Chocolate manufacturer and retailer Thorntons
announced record sales in its centenary year, and said they highlighted its multichannel strength.
But while total revenues rose by 1.7% to £218.3m in the year to June 25
, from £214.6m at the same time last year, pre-tax profits fell. Exceptional costs of £5.4m pulled pre-tax profits down by 38% to £4.3m from £6.9m at the same time last year.
Thorntons’ strategy of diversifying its sales channels, first set in place in 2006 when almost 80% of sales came through its shops, brought successes. Online sales rose 4.3% to £9.6m, while commercial sales to supermarkets were up by 25.9% at £78.8m.

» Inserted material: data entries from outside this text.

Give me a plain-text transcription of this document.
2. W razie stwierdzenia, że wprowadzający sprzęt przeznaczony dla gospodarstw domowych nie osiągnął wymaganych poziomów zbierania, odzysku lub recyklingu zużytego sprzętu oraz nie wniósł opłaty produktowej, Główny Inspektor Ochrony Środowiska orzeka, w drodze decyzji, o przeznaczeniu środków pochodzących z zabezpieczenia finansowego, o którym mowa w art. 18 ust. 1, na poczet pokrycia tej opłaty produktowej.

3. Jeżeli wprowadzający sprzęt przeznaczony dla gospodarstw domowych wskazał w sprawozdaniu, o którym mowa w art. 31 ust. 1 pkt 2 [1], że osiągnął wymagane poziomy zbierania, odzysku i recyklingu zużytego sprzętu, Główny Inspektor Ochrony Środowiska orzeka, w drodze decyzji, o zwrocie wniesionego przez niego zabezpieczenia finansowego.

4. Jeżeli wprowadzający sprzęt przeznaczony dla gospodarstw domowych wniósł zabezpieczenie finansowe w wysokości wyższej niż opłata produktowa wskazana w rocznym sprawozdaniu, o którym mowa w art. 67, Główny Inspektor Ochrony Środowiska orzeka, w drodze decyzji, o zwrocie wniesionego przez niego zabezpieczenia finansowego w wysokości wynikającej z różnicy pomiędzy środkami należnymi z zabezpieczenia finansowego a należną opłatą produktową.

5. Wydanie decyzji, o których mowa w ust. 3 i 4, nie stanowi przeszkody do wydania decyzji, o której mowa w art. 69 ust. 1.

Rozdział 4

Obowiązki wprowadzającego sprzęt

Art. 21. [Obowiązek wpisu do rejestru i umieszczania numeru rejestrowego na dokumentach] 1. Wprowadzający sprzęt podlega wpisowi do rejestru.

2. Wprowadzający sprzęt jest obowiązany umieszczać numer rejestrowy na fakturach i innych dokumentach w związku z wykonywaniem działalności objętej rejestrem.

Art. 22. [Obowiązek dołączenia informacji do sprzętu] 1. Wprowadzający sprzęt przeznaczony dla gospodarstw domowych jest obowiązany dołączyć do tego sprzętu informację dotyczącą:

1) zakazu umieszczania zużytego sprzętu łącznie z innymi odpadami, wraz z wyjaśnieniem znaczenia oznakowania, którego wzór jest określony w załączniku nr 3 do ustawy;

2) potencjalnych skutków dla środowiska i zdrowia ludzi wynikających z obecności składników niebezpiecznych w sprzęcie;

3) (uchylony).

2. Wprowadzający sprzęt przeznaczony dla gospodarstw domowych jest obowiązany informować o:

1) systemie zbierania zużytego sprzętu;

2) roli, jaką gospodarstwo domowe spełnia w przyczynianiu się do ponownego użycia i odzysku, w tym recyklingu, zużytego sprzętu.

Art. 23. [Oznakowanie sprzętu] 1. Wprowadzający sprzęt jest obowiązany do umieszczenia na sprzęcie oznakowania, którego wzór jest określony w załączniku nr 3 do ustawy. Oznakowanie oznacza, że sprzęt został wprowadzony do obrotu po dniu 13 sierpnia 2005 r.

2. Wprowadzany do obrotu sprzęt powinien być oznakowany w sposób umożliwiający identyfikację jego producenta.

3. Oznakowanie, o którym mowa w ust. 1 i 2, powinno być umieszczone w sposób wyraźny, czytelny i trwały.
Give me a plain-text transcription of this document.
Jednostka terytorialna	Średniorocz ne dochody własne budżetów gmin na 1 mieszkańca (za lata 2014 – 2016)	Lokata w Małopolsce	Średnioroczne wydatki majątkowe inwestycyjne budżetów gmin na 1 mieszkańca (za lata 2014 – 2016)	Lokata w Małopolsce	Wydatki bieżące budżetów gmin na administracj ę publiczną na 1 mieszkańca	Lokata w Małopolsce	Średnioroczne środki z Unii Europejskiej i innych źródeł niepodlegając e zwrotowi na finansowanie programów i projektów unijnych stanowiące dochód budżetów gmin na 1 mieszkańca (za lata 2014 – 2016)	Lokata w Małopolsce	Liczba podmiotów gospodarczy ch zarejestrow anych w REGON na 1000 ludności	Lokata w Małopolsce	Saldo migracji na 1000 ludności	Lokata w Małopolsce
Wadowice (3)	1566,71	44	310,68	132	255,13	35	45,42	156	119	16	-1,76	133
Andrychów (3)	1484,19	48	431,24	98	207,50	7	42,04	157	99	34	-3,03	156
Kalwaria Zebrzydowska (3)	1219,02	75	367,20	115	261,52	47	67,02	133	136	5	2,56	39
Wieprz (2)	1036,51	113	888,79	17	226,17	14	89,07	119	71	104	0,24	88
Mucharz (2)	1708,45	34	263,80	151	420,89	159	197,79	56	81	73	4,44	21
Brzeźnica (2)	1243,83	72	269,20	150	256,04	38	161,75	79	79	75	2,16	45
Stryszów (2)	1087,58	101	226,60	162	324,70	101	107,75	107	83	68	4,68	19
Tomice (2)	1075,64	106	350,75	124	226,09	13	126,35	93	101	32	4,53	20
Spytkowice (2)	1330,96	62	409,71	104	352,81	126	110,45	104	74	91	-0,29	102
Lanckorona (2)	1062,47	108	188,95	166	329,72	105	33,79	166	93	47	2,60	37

But overall retail sales, which include store and online sales, were down by 8.2% as sales through its own stores, still its largest channel, fell by 8.9% to £118.3m, down from £129.8m last time. Franchise store sales fell by 10.8% to £11.6m.
Jonathan Hart, chief executive of Thorntons, said: “In the year that marks the centenary of Thorntons, I am pleased to report record overall sales, despite the challenging retail environment.

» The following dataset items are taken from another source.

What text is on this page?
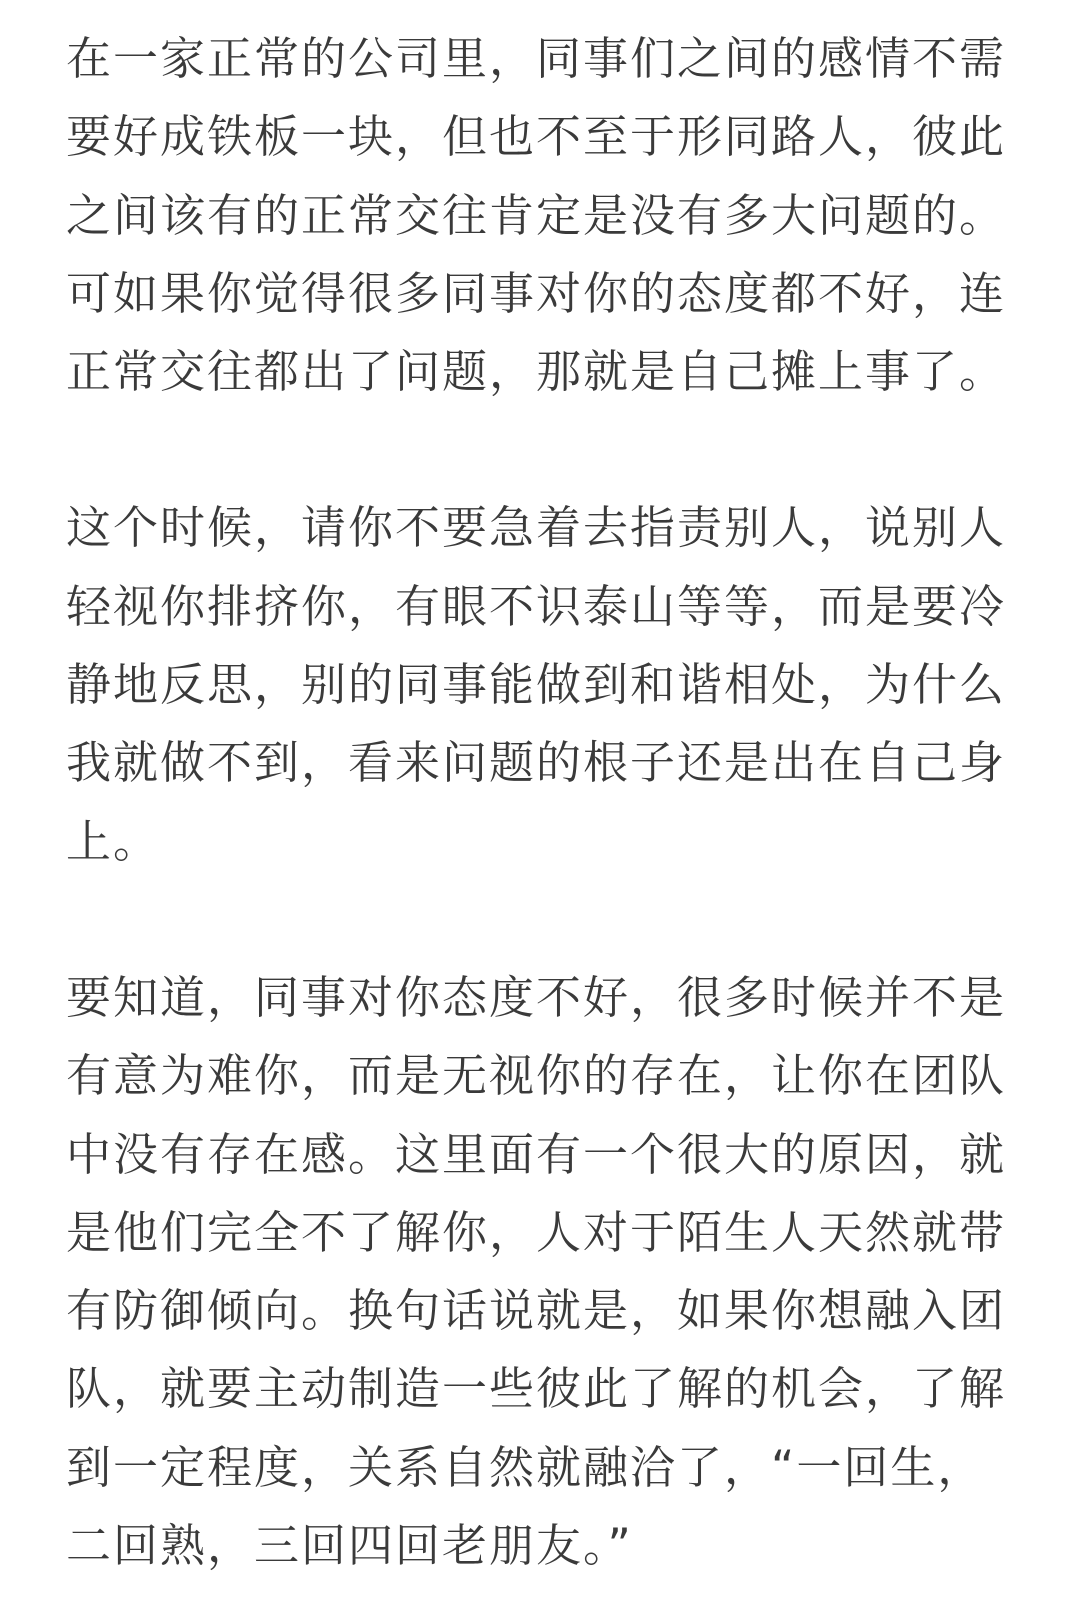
在一家正常的公司里，同事们之间的感情不需
要好成铁板一块，但也不至于形同路人，彼此
之间该有的正常交往肯定是没有多大问题的。
可如果你觉得很多同事对你的态度都不好，连
正常交往都出了问题，那就是自己摊上事了。

这个时候，请你不要急着去指责别人，说别人
轻视你排挤你，有眼不识泰山等等，而是要冷
静地反思，别的同事能做到和谐相处，为什么
我就做不到，看来问题的根子还是出在自己身
上。

要知道，同事对你态度不好，很多时候并不是
有意为难你，而是无视你的存在，让你在团队
中没有存在感。这里面有一个很大的原因，就
是他们完全不了解你，人对于陌生人天然就带
有防御倾向。换句话说就是，如果你想融入团
队，就要主动制造一些彼此了解的机会，了解
到一定程度，关系自然就融洽了，“一回生，
二回熟，三回四回老朋友。”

“This highlights the strength of our multichannel strategy as well as that of the Thorntons’ brand, with sales of branded products rising by 2.2%. Commercial sales have grown by an impressive 25.9% over the full year and we are encouraged by our forward orders for Christmas 2011.”

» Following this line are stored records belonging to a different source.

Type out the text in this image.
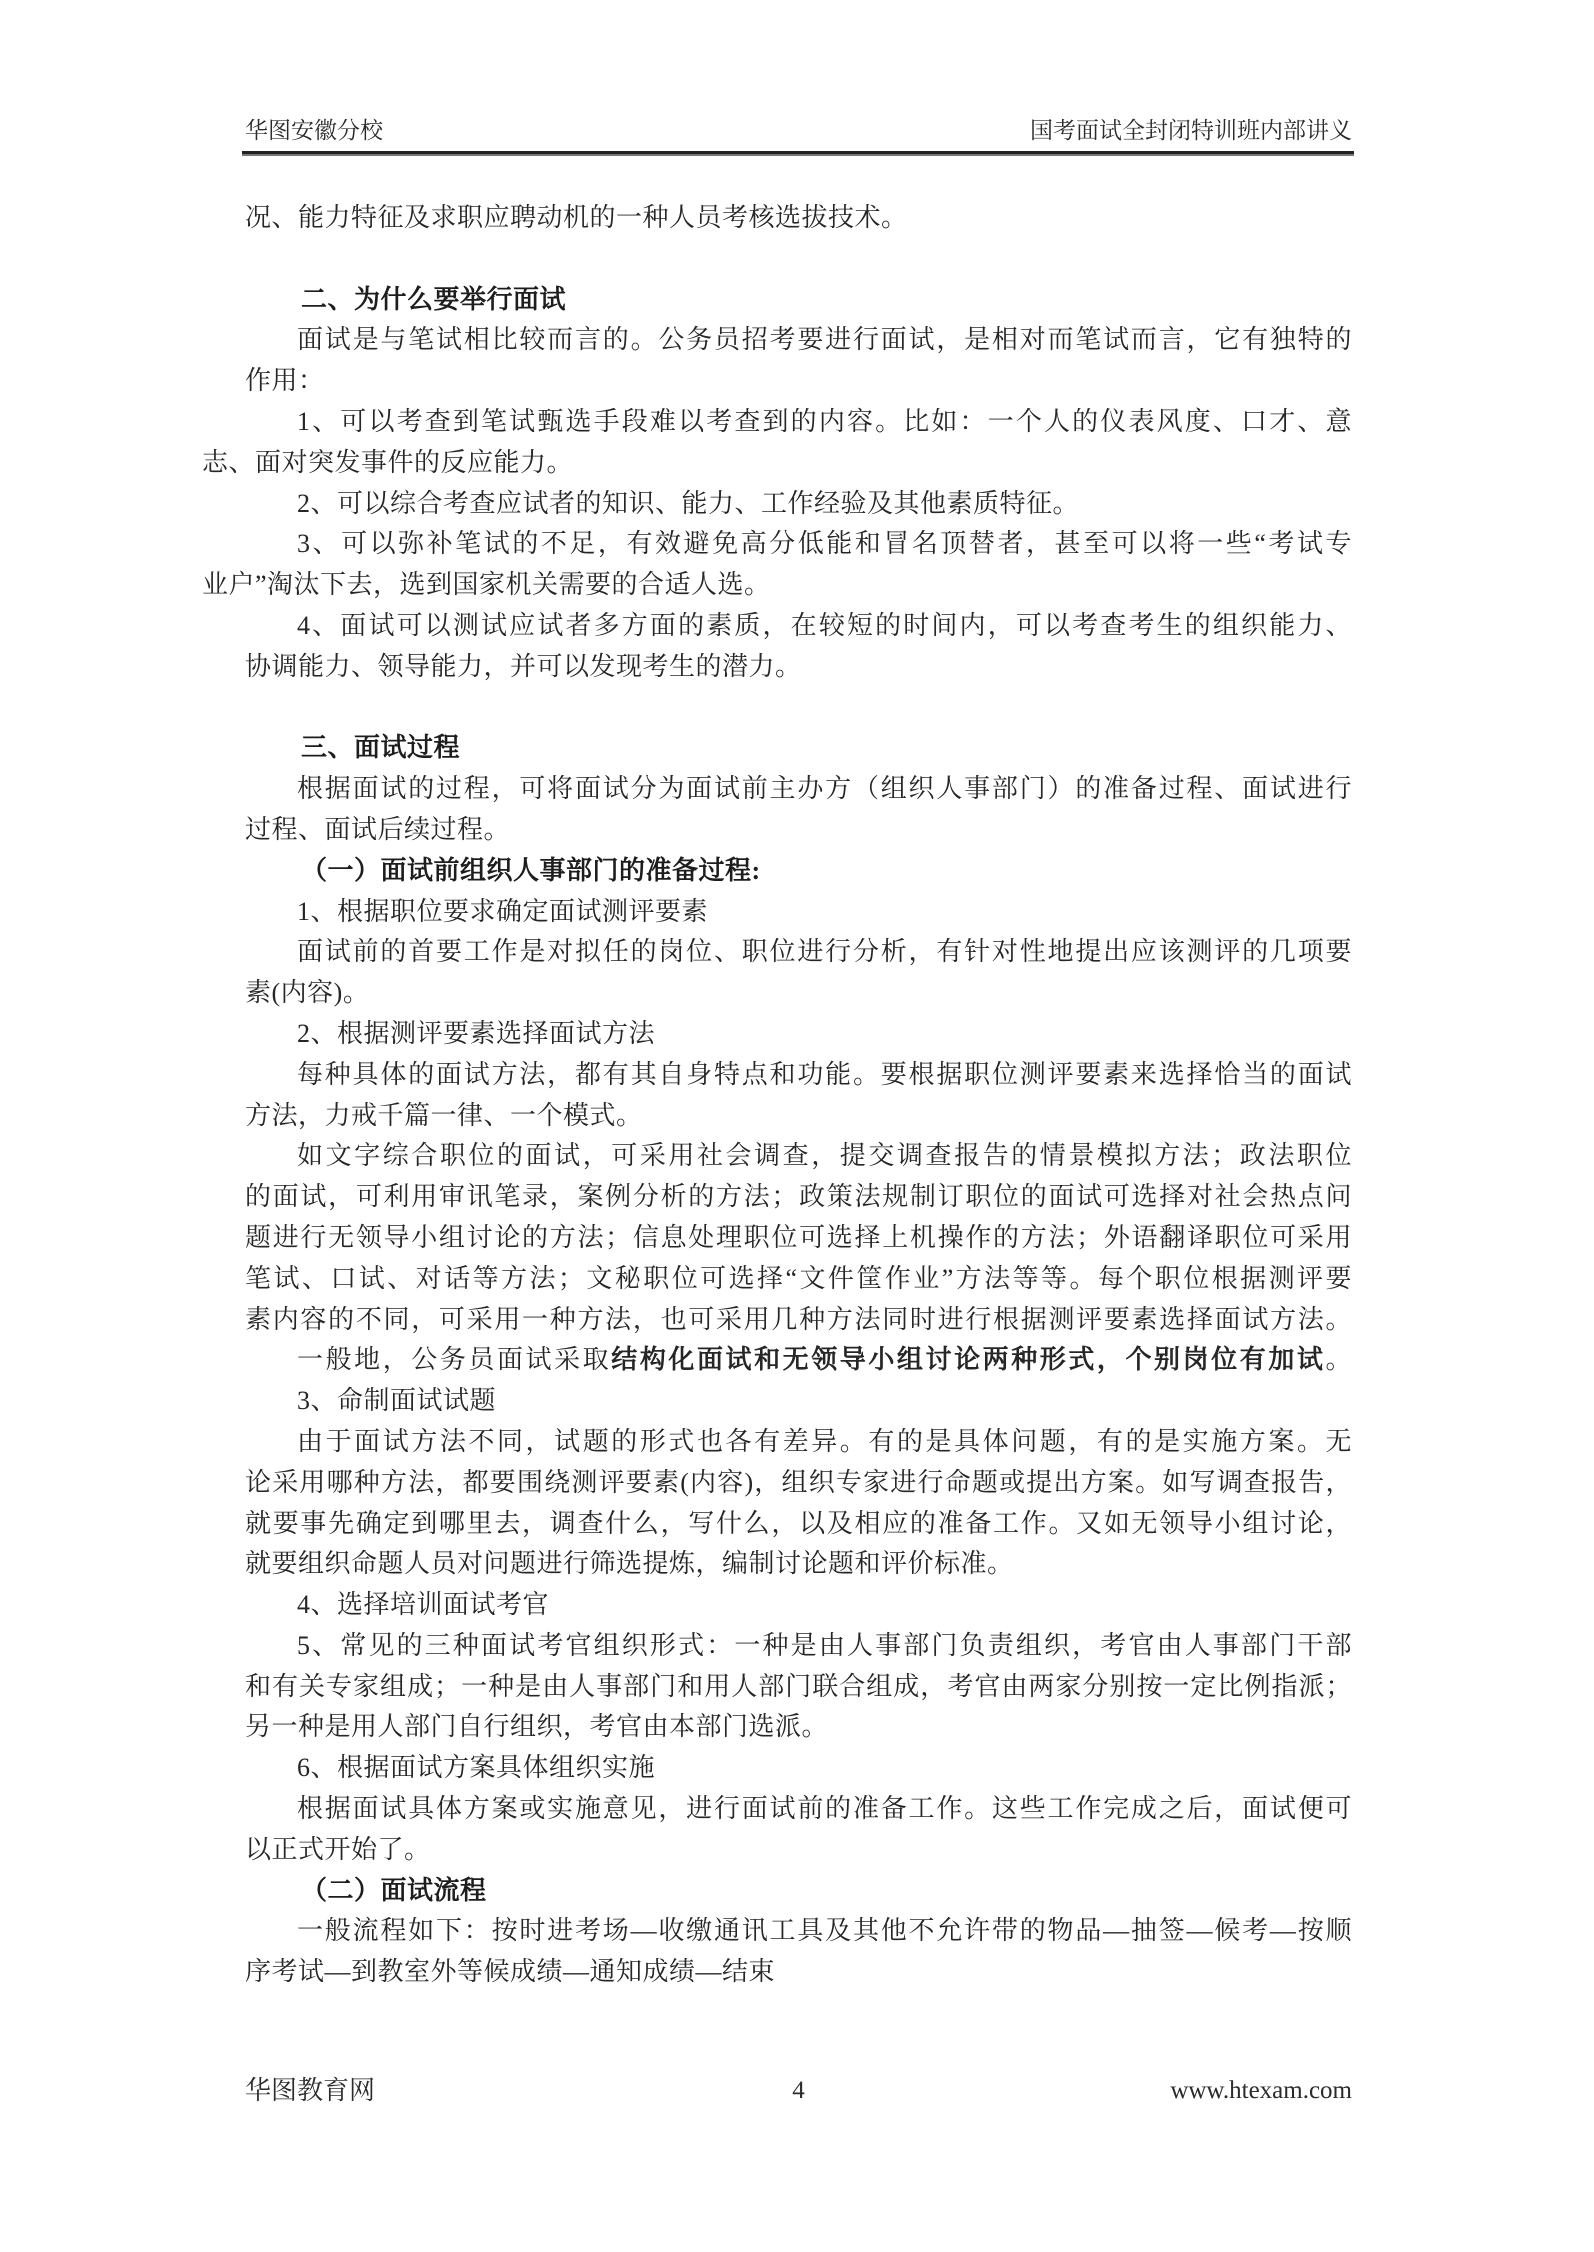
华图安徽分校	国考面试全封闭特训班内部讲义
况、能力特征及求职应聘动机的一种人员考核选拔技术。
二、为什么要举行面试
面试是与笔试相比较而言的。公务员招考要进行面试，是相对而笔试而言，它有独特的
作用：
1、可以考查到笔试甄选手段难以考查到的内容。比如：一个人的仪表风度、口才、意
志、面对突发事件的反应能力。
2、可以综合考查应试者的知识、能力、工作经验及其他素质特征。
3、可以弥补笔试的不足，有效避免高分低能和冒名顶替者，甚至可以将一些“考试专
业户”淘汰下去，选到国家机关需要的合适人选。
4、面试可以测试应试者多方面的素质，在较短的时间内，可以考查考生的组织能力、
协调能力、领导能力，并可以发现考生的潜力。
三、面试过程
根据面试的过程，可将面试分为面试前主办方（组织人事部门）的准备过程、面试进行
过程、面试后续过程。
（一）面试前组织人事部门的准备过程:
1、根据职位要求确定面试测评要素
面试前的首要工作是对拟任的岗位、职位进行分析，有针对性地提出应该测评的几项要
素(内容)。
2、根据测评要素选择面试方法
每种具体的面试方法，都有其自身特点和功能。要根据职位测评要素来选择恰当的面试
方法，力戒千篇一律、一个模式。
如文字综合职位的面试，可采用社会调查，提交调查报告的情景模拟方法；政法职位
的面试，可利用审讯笔录，案例分析的方法；政策法规制订职位的面试可选择对社会热点问
题进行无领导小组讨论的方法；信息处理职位可选择上机操作的方法；外语翻译职位可采用
笔试、口试、对话等方法；文秘职位可选择“文件筐作业”方法等等。每个职位根据测评要
素内容的不同，可采用一种方法，也可采用几种方法同时进行根据测评要素选择面试方法。
一般地，公务员面试采取结构化面试和无领导小组讨论两种形式，个别岗位有加试。
3、命制面试试题
由于面试方法不同，试题的形式也各有差异。有的是具体问题，有的是实施方案。无
论采用哪种方法，都要围绕测评要素(内容)，组织专家进行命题或提出方案。如写调查报告，
就要事先确定到哪里去，调查什么，写什么，以及相应的准备工作。又如无领导小组讨论，
就要组织命题人员对问题进行筛选提炼，编制讨论题和评价标准。
4、选择培训面试考官
5、常见的三种面试考官组织形式：一种是由人事部门负责组织，考官由人事部门干部
和有关专家组成；一种是由人事部门和用人部门联合组成，考官由两家分别按一定比例指派；
另一种是用人部门自行组织，考官由本部门选派。
6、根据面试方案具体组织实施
根据面试具体方案或实施意见，进行面试前的准备工作。这些工作完成之后，面试便可
以正式开始了。
（二）面试流程
一般流程如下：按时进考场—收缴通讯工具及其他不允许带的物品—抽签—候考—按顺
序考试—到教室外等候成绩—通知成绩—结束
华图教育网	4	www.htexam.com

The company is now looking to rebalance its business over the next three years to create a “profitable and sustainable” retail estate, despite its predictions that High Street spending will remain weak.
“This plan,” said chairman John von Spreckelsen, “will create a profitable and rebalanced organisation, a customer-focused multichannel business and a revitalised brand.”
Chief executive Hart said Thorntons’ commercial channel, which sells to supermarkets, would become its main route to market over the course of the three year plan. He added: “Our Thorntons Direct [online] channel will continue to grow in line with the online gifting market. We will invest further in our website and in new customer relationship management systems as we start to align the direct consumer element of this channel with our own stores channel.”
Thorntons says it knows its core customers, who buy from it through many channels, well. But while on average its customers buy from it five times a year, just under half do so only once or twice. “Our key customer objective is to encourage existing customers to visit and purchase more frequently,” said Hart. “Achieving just one extra visit and purchase per year would transform our own stores business.”